Sebocytes are epithelial cells specialized in sebum production. They are located in sebaceous gland, and nearly always in association with a hair follicle which iscalled a pilo sebaceous unit. These glands are found all over the body, with 400 to 900 glands/cm², except on the palms of the hands and soles of the feet. A young sebocyte is a tiny cell, the older they get the biggest they are, as they produce and accumulate lipids until they explode, and release the sebum. It is called a holocrine secretion. It means that sebum is released by the rupture of the sebocyte membrane. Sebaceous glands continuously release sebum, a mixture of lipids and cell debris, via a channel along the hair. A lot of different functions are attributed to sebum : antimicrobial, antioxidant, transport of pheromones, thermoregulation, hydration, and suppleness of the skin, but it is still a topic of intense research. The sebum composition is given in the table below :
The secretion of sebum can be extremely different from one person to another. On one hand not enough sebum can lead to a dry skin and to breakable hair, on the other hand too much sebum led to an oily skin and hair, a phenomenon called hyper-seborrhoea. An oily skin can lead to the most common skin disease : acne vulgaris.

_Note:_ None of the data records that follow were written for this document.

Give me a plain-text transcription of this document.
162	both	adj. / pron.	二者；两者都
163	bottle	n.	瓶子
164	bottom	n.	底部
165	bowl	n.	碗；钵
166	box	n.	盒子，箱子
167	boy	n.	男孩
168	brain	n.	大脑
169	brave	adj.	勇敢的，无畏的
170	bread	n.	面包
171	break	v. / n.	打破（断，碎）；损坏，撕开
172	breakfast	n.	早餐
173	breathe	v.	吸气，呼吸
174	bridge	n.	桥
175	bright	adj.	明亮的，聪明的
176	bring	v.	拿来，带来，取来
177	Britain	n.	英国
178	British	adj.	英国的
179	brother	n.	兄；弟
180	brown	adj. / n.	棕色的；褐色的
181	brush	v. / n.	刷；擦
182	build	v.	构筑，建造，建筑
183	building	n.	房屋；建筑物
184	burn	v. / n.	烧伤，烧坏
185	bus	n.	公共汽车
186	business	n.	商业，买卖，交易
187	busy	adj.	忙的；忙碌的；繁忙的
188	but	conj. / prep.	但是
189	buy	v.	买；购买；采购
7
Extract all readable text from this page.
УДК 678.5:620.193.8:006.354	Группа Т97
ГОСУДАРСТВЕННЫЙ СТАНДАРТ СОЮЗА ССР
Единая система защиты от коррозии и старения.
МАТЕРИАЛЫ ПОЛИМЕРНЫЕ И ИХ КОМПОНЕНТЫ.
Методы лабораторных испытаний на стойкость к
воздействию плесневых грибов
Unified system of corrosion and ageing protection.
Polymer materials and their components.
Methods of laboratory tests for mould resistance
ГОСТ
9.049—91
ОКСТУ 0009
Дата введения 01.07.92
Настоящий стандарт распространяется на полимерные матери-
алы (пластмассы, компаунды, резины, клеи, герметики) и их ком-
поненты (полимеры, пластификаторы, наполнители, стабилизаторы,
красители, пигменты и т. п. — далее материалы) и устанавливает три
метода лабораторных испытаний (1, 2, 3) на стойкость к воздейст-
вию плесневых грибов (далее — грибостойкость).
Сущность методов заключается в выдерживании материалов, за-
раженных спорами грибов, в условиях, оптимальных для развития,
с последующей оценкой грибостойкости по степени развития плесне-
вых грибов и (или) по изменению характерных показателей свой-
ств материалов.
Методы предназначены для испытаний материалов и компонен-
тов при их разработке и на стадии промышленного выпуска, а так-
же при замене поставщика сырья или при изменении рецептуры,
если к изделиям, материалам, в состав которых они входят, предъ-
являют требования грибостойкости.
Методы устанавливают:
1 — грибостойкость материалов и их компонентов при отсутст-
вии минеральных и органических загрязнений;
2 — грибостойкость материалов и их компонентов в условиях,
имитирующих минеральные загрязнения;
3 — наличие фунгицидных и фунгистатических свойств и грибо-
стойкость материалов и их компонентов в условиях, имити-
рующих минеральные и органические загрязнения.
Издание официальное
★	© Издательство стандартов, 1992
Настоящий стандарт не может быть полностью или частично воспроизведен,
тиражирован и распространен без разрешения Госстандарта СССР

The process of the disease takes place in three steps :
- Excessive sebum production by sebaceous gland, often owing to hormone dysregulation.

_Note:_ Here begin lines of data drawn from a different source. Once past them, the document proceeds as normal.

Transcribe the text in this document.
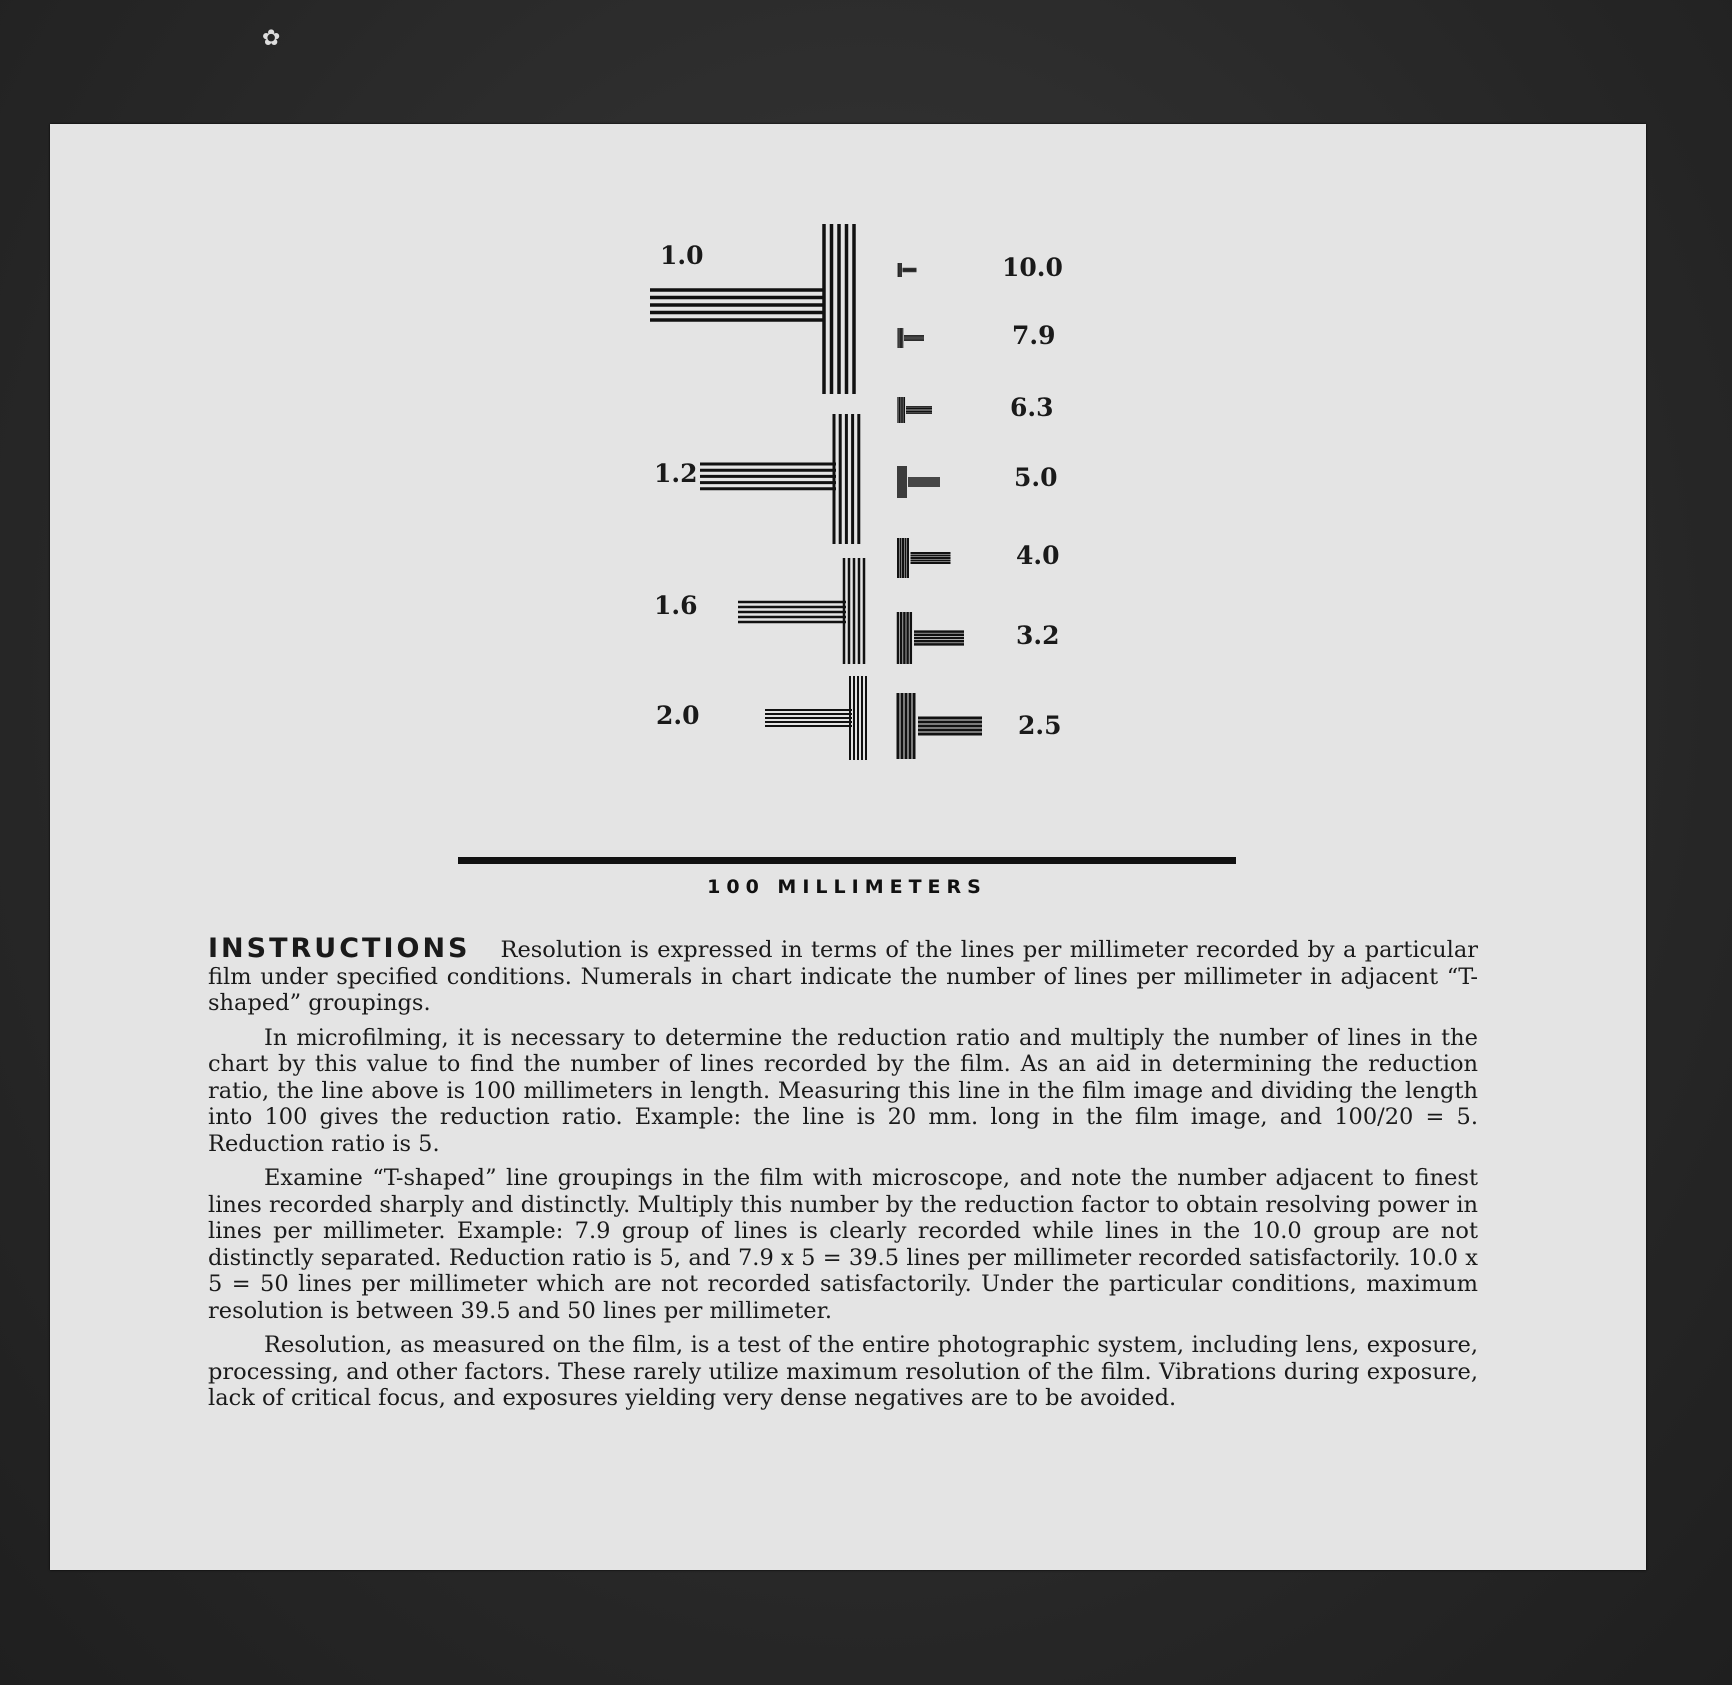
✿
1.0
1.2
1.6
2.0
10.0
7.9
6.3
5.0
4.0
3.2
2.5
100 MILLIMETERS

INSTRUCTIONS Resolution is expressed in terms of the lines per millimeter recorded by a particular film under specified conditions. Numerals in chart indicate the number of lines per millimeter in adjacent “T-shaped” groupings.

In microfilming, it is necessary to determine the reduction ratio and multiply the number of lines in the chart by this value to find the number of lines recorded by the film. As an aid in determining the reduction ratio, the line above is 100 millimeters in length. Measuring this line in the film image and dividing the length into 100 gives the reduction ratio. Example: the line is 20 mm. long in the film image, and 100/20 = 5. Reduction ratio is 5.

Examine “T-shaped” line groupings in the film with microscope, and note the number adjacent to finest lines recorded sharply and distinctly. Multiply this number by the reduction factor to obtain resolving power in lines per millimeter. Example: 7.9 group of lines is clearly recorded while lines in the 10.0 group are not distinctly separated. Reduction ratio is 5, and 7.9 x 5 = 39.5 lines per millimeter recorded satisfactorily. 10.0 x 5 = 50 lines per millimeter which are not recorded satisfactorily. Under the particular conditions, maximum resolution is between 39.5 and 50 lines per millimeter.

Resolution, as measured on the film, is a test of the entire photographic system, including lens, exposure, processing, and other factors. These rarely utilize maximum resolution of the film. Vibrations during exposure, lack of critical focus, and exposures yielding very dense negatives are to be avoided.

- Colonization of the pilo sebaceous unit by Propionibaterium acnes, which feed itself with sebum.
- Release of inflammatory mediators, leading to inflammation and the formation of pimple.
Sebocytes behavior is under the regulation of a range of agents such as androgens, estrogens, retinoids, LXR, PPAR, IGF and growth hormone, as well as melanocortins. Obtaining primary sebocytes from a human donor is time-consuming and low-yield. Over the past decades, immortalized (cancer-like) cells line have been developed as in vitro models, such as SEB-1 and SZ95 lines. While they express some of the characteristics of primary sebocytes, they do not display the same range of functions and response to stimulating agents, as primary sebocytes. More faithful alternatives have been developed recently based on iPSC technology.